The current favorite among desktop array mics for speech recognition use is the Voice Tracker by Andrea Electronics. A much cheaper alternative (N.B. you get what you pay for) is the Superbeam SoundMAX Array Microphone from Andrea Electronics. At the extreme high end, consider the Audio-Technica DeltaBeam, which retails for about $3,000 and is designed for use in broadcasting and film.
Interested in automating your home to respond to your voice? A good place to start is Smarthome.
And if dictating letters or commands to your computer is your holy grail, you’ll also need some software—such as IBM ViaVoice Simply Dictation for Mac OS X or Dragon Naturally Speaking for Windows. But a disclaimer: every time I decide to play with speech recognition, I end up abandoning it after a day or two. For me, the issue is not one of power or accuracy; I can get the computer to do what I need it to do with the sound of my voice.

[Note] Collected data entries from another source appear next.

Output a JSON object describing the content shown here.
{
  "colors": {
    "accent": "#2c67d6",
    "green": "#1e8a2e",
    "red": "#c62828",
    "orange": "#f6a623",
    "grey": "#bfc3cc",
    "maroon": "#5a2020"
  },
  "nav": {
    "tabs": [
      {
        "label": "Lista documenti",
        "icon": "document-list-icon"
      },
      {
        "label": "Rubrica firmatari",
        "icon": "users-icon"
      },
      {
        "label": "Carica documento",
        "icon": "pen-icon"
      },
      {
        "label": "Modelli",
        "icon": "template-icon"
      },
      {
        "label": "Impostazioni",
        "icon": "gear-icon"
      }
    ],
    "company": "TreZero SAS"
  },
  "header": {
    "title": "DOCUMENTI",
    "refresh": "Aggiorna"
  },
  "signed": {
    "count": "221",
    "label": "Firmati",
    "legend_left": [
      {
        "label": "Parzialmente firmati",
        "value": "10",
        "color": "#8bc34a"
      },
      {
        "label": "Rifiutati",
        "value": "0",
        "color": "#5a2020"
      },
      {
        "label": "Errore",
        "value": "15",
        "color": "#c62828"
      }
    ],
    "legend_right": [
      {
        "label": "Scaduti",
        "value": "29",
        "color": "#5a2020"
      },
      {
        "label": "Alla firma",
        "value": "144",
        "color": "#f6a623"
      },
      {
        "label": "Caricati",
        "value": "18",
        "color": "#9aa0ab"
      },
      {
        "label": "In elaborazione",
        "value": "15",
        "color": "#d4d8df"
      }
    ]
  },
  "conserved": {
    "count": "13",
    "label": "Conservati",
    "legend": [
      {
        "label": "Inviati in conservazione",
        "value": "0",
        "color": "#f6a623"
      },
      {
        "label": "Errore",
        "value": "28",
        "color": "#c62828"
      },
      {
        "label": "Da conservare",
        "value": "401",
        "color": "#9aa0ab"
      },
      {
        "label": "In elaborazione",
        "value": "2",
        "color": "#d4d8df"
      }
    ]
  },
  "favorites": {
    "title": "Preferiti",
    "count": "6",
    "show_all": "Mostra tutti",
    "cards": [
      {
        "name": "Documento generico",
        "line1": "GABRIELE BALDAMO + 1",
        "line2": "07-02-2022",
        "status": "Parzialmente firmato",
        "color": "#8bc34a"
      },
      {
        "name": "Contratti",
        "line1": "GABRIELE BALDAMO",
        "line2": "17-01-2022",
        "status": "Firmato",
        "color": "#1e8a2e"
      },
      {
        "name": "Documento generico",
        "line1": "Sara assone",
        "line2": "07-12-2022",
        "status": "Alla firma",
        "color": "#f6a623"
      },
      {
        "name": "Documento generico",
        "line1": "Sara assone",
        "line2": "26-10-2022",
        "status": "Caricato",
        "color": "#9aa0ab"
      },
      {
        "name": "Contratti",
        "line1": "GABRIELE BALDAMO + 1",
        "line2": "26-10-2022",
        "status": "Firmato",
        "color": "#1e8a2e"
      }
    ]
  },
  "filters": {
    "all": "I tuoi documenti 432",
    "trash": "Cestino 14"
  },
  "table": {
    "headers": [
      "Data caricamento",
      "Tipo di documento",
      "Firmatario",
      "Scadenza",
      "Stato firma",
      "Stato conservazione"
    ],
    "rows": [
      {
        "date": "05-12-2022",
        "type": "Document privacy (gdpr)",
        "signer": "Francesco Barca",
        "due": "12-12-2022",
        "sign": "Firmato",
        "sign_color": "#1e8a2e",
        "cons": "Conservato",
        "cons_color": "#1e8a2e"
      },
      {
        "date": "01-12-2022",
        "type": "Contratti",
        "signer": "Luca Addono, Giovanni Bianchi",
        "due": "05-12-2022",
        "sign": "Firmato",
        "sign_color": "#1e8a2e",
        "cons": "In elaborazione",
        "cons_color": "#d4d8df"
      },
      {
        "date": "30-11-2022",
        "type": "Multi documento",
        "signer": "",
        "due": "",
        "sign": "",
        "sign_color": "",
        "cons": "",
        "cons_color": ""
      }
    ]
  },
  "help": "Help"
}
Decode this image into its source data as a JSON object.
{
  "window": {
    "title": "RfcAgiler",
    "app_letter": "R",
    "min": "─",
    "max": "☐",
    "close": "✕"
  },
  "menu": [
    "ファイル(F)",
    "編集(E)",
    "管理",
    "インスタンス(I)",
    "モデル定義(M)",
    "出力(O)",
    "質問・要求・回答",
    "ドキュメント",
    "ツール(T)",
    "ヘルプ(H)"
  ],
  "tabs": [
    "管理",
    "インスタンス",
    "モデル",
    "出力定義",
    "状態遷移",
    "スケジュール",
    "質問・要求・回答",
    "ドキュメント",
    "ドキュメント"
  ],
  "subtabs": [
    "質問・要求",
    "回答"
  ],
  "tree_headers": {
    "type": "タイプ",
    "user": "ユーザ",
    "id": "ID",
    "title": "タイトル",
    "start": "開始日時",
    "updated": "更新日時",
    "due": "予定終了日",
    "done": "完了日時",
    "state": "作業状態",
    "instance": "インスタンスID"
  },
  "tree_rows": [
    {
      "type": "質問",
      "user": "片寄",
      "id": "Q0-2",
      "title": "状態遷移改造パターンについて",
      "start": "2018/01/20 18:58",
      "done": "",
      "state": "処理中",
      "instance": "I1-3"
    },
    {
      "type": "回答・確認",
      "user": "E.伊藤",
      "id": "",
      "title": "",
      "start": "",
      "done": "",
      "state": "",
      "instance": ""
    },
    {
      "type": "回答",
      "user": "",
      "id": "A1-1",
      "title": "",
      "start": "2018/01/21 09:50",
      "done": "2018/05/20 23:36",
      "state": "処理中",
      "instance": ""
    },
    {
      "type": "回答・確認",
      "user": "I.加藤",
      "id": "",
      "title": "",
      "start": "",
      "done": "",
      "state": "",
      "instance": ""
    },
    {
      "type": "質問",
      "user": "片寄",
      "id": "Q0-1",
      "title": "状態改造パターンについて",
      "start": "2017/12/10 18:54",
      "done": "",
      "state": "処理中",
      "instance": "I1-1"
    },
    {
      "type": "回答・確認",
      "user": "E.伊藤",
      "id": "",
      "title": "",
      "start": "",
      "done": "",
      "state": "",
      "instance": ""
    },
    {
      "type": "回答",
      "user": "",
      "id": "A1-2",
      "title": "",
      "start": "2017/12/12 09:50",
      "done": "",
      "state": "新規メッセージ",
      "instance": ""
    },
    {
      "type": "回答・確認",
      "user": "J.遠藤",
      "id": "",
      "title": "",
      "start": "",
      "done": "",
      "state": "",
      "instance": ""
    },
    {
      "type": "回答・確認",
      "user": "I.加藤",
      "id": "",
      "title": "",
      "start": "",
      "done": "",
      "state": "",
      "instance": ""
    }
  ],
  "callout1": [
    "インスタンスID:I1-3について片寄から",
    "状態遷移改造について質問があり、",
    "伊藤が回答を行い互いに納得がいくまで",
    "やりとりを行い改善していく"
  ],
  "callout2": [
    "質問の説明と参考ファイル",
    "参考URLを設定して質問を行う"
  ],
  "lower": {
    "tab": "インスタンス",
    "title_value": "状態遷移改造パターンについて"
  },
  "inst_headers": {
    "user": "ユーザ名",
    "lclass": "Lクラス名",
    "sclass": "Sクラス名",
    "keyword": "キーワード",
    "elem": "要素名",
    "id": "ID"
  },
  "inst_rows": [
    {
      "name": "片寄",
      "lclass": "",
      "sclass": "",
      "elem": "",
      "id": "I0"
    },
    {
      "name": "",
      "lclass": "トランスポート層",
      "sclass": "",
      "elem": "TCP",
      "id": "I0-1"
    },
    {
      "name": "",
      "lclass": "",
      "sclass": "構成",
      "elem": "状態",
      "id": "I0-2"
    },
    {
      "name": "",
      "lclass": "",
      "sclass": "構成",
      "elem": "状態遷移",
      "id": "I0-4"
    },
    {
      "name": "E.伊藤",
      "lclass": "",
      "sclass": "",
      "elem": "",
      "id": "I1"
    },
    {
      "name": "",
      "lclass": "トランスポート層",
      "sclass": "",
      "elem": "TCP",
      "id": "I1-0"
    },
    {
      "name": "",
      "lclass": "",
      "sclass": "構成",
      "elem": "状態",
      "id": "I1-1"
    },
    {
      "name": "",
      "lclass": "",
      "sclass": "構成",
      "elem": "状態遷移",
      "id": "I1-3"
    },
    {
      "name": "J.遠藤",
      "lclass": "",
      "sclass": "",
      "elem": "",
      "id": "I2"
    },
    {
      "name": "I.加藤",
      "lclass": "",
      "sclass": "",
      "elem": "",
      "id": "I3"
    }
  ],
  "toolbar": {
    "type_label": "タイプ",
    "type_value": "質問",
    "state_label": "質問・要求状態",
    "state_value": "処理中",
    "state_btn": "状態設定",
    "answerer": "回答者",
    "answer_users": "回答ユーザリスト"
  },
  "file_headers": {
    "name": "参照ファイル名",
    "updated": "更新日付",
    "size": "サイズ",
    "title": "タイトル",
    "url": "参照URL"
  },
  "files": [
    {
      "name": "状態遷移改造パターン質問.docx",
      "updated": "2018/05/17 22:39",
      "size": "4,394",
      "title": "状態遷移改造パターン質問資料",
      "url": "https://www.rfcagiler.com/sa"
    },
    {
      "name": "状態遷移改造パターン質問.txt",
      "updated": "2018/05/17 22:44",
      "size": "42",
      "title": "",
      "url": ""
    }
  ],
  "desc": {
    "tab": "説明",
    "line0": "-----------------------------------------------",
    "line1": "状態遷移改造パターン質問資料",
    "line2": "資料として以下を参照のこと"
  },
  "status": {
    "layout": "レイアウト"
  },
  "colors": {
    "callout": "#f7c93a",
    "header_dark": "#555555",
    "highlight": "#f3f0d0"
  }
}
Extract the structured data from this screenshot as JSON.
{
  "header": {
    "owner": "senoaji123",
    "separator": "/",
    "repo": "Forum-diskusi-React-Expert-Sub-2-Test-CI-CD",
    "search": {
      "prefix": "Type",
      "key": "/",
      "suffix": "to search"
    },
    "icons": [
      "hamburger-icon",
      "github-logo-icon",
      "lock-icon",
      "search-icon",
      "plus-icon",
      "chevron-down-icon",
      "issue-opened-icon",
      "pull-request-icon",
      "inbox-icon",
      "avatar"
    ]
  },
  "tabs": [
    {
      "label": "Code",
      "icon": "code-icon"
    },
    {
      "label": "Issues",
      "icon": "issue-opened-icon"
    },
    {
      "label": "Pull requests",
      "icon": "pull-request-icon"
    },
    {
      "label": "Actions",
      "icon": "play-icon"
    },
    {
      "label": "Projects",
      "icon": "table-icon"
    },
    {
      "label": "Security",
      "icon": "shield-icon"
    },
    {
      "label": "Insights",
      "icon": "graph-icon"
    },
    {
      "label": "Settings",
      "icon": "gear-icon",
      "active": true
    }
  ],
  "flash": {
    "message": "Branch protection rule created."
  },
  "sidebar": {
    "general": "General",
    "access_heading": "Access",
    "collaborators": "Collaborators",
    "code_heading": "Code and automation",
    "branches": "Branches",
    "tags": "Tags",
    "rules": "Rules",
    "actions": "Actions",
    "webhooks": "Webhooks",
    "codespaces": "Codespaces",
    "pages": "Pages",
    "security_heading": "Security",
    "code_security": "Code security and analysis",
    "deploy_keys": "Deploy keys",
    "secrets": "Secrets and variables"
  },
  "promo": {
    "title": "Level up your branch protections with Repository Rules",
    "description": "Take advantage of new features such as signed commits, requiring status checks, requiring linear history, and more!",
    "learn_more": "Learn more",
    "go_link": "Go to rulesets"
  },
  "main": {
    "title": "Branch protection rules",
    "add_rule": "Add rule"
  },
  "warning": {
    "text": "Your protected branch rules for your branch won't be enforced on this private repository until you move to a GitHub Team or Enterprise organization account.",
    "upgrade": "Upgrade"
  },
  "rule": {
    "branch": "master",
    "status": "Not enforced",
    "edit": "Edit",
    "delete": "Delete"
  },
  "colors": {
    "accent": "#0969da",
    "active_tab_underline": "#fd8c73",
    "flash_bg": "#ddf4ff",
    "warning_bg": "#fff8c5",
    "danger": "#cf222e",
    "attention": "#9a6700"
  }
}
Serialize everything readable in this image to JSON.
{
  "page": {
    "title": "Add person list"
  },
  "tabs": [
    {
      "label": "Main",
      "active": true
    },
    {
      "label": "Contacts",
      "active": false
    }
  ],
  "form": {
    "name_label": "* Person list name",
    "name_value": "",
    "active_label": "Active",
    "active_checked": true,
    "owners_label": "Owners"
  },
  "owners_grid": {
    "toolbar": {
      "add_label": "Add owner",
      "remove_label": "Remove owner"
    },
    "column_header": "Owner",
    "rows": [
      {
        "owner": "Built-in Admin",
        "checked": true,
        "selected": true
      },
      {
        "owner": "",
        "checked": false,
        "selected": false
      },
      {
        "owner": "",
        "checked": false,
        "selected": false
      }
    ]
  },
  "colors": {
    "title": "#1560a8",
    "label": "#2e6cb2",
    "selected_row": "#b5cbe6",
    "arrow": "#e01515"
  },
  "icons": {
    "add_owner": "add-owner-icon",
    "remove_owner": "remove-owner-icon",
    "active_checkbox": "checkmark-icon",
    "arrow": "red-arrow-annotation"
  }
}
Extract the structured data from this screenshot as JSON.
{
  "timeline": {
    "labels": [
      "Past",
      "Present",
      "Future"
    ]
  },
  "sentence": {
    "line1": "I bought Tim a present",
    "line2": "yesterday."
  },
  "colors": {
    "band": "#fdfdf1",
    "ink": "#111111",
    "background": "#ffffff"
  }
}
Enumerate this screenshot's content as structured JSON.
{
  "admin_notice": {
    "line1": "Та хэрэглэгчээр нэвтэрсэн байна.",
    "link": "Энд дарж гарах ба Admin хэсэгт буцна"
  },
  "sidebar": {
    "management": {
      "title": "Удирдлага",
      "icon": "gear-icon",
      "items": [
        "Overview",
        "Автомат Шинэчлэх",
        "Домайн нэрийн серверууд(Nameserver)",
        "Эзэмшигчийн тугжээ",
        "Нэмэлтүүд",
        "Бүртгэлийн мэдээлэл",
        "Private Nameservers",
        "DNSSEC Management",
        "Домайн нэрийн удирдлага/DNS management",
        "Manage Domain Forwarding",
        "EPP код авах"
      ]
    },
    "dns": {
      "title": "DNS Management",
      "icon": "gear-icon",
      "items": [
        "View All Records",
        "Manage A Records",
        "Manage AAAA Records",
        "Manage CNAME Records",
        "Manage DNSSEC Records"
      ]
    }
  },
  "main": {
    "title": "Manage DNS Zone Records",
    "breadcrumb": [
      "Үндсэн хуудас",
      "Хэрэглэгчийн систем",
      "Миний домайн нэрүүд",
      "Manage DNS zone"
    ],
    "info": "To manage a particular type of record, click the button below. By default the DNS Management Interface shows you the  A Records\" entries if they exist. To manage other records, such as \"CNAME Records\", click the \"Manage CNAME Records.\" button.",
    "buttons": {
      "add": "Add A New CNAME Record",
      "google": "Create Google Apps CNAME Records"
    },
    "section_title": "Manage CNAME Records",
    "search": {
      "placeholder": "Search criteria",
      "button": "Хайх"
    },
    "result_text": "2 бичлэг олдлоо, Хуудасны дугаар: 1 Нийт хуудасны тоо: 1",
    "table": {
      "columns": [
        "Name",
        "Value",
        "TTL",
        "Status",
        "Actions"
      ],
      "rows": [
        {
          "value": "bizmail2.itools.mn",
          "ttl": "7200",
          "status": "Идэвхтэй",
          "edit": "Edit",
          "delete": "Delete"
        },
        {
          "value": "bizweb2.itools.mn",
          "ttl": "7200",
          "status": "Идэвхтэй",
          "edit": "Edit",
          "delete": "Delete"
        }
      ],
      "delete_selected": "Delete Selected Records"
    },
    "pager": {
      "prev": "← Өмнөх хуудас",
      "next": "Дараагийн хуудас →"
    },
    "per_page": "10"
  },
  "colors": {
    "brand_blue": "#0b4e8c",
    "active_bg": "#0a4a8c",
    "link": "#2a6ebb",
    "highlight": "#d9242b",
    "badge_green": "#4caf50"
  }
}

The main issue is that I can type quietly without disturbing my wife, who’s working in the same room (or the passenger next to me on the plane, or the other people in a cafe), whereas talking to my computer can be very distracting to others. In addition, I sometimes like to listen to music while I work—that would cause no end of problems for my computer, and if I were going to wear headphones, well, that would be the same inconvenience as wearing a microphone headset. There’s also the fact that most of what I do on the computer is either programming (for which speech recognition doesn’t make sense) or writing, which for me involves a lot of visual interaction with the text, not just a blind dictation. All that to say: array microphones are extremely cool for what they do, but even if they work perfectly, they still aren’t enough to make me want to give up my keyboard.